Sound Waves: A Diasporic Dialogue, with Jacqueline Nassy Brown and Kamau Ware
Sound Waves: A Diasporic Dialogue
Jacqueline Nassy Brown and Kamau Ware
Saturday, January 21, 2023
Inspired by Neo Muyanga’s “A Maze in Grace” installation in the exhibition A Mass of Cyborgs, this dialogue will highlight stories and storytellers of Black Liverpool and Black New York, forging connections between people and places central to the history of enslavement and resistance to it. Jacqueline Nassy Brown is an anthropologist at CUNY, and Kamau Ware is an artist, historian, and creator of the Black Gotham Experience.
This exchange is part of a series of programs at CARA inviting artists, scholars, and thinkers to present their work, in dialogue with A Mass of Cyborgs, on view at CARA until March 5, 2023.
Free and open to the public. Reservations encouraged. Kindly RSVP here.
Jacqueline Nassy Brown is Associate Professor of Anthropology at Hunter College and the CUNY Graduate Center. Her work treats place and other geographical phenomena as lenses through which to understand contemporary formations of race and nation. She also contributes to diaspora theory, feminist geography, and the anthropology of Black Europe. She is the author of Dropping Anchor, Setting Sail: Geographies of Race in Black Liverpool (Princeton, 2005), which deploys ethnographic research to show the inextricable relationship between racial politics in Liverpool on the one hand, and the politics of place in Britain writ large on the other hand. It also argues for treating the local and the global not merely as spatial categories but as profoundly racialized ones, while also offering a feminist critique of the Black Atlantic paradigm. Some of Dr. Brown’s courses include The Anthropology of Black America, Cultural Diversity in the U.S. (a.k.a. Racialization and Resistance in the U.S.), and The Anthropology of Race. Her current book project examines the politics of New York City exceptionalism, or the view that the city is totally unique within the U.S., addressing questions like: How is the category of the New Yorker culturally constructed? What role does race play in these dynamics and how do these politics play out in everyday life?

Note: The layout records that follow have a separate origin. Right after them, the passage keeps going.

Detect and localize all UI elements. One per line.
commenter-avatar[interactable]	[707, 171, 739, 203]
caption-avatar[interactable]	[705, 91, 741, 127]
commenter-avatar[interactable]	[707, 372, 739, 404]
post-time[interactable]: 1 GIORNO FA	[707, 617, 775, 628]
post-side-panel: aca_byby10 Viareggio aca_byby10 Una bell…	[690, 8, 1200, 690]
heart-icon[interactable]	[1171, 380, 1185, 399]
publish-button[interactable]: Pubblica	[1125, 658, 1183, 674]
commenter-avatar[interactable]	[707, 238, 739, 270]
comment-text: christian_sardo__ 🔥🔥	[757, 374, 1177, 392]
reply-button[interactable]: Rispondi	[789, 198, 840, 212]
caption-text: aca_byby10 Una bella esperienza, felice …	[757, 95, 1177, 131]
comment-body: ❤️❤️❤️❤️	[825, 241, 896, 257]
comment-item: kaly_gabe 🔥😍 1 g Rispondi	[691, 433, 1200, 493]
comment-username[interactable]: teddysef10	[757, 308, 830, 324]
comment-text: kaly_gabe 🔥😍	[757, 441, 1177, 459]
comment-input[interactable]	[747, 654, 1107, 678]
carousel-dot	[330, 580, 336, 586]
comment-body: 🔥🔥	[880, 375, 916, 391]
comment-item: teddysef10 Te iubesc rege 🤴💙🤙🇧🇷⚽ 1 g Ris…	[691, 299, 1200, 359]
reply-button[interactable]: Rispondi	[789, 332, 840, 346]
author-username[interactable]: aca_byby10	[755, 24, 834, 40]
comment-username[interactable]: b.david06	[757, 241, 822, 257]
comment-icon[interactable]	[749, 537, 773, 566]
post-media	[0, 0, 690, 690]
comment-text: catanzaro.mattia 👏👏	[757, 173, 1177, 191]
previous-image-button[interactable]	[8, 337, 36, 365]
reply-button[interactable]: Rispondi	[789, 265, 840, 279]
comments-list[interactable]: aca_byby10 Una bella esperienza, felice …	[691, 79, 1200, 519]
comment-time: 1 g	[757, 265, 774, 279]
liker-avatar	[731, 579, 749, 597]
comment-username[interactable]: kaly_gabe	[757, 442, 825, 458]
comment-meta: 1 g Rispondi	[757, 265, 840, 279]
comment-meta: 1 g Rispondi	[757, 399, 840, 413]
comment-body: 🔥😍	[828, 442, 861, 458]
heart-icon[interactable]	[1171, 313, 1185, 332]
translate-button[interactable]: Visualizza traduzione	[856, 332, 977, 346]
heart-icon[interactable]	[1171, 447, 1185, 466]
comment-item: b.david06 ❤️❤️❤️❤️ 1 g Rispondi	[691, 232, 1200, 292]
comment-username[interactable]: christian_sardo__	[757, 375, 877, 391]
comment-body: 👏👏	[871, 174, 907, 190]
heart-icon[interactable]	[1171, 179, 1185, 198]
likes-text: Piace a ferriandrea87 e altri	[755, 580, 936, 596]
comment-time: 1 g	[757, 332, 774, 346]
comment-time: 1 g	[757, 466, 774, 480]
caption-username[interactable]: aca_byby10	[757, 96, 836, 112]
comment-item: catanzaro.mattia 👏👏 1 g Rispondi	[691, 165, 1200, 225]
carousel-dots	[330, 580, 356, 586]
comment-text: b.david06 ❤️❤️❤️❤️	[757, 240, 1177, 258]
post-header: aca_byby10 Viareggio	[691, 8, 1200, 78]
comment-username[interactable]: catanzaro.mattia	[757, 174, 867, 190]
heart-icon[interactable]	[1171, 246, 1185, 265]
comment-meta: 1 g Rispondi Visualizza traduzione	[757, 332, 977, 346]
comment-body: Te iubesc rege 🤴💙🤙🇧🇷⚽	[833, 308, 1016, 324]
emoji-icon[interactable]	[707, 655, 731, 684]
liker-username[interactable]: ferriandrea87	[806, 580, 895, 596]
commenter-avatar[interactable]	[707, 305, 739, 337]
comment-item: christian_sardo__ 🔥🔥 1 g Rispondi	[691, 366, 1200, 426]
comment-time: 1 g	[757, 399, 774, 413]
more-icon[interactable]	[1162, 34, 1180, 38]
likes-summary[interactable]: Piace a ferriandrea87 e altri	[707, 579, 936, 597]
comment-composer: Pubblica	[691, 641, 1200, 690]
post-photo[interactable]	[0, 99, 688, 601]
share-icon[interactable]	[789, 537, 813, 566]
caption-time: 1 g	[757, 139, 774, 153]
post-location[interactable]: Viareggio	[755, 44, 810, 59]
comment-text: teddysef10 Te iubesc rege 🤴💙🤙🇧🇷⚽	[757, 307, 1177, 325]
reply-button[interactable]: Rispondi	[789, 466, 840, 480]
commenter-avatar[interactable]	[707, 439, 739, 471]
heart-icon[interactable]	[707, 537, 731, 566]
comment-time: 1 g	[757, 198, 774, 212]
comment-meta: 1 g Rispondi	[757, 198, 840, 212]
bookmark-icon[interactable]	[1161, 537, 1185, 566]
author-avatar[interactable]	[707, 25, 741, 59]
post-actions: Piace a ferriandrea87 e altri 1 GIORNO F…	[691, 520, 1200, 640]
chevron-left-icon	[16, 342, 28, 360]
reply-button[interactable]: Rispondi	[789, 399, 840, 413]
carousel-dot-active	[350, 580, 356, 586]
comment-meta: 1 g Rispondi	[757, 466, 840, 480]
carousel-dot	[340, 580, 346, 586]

Kamau Ware is an artist and historian best known for his flagship storytelling project, Black Gotham Experience (BGX), a visual storytelling project founded in 2010 that celebrates the impact of the African Diaspora on New York City through a series of walking tours and graphic novels. BGX has been in residence in the Seaport District of Lower Manhattan since 2017, serving as a gallery, event space, and visitor’s center for walks, and has been recognized by The Atlantic, The New York Times, Atlas Obscura, and Columbia University’s History in Action Project Award, among others. In 2021, Kamau led a successful movement to have July 13th officially recognized by the Borough of Manhattan and the 27th District of New York State as “Black Vision Day”. He has also worked with Community Board 2 of Manhattan to pass resolutions to mark land owned by Black people in the mid 17th century known as Land of the Blacks. Kamau has been commissioned by the Lower Manhattan Cultural Council, the Apollo Theater, the Mile Long Opera, the New York City Public Design Commission, and The Shed, and has spoken at the New York Historical Society, the Public Theater, SXSW, Yale University, and the Municipal Archive in Amsterdam. He has developed classes, tours, and workshops for NYU, Columbia University, the New School, and K-12 schools across New York City.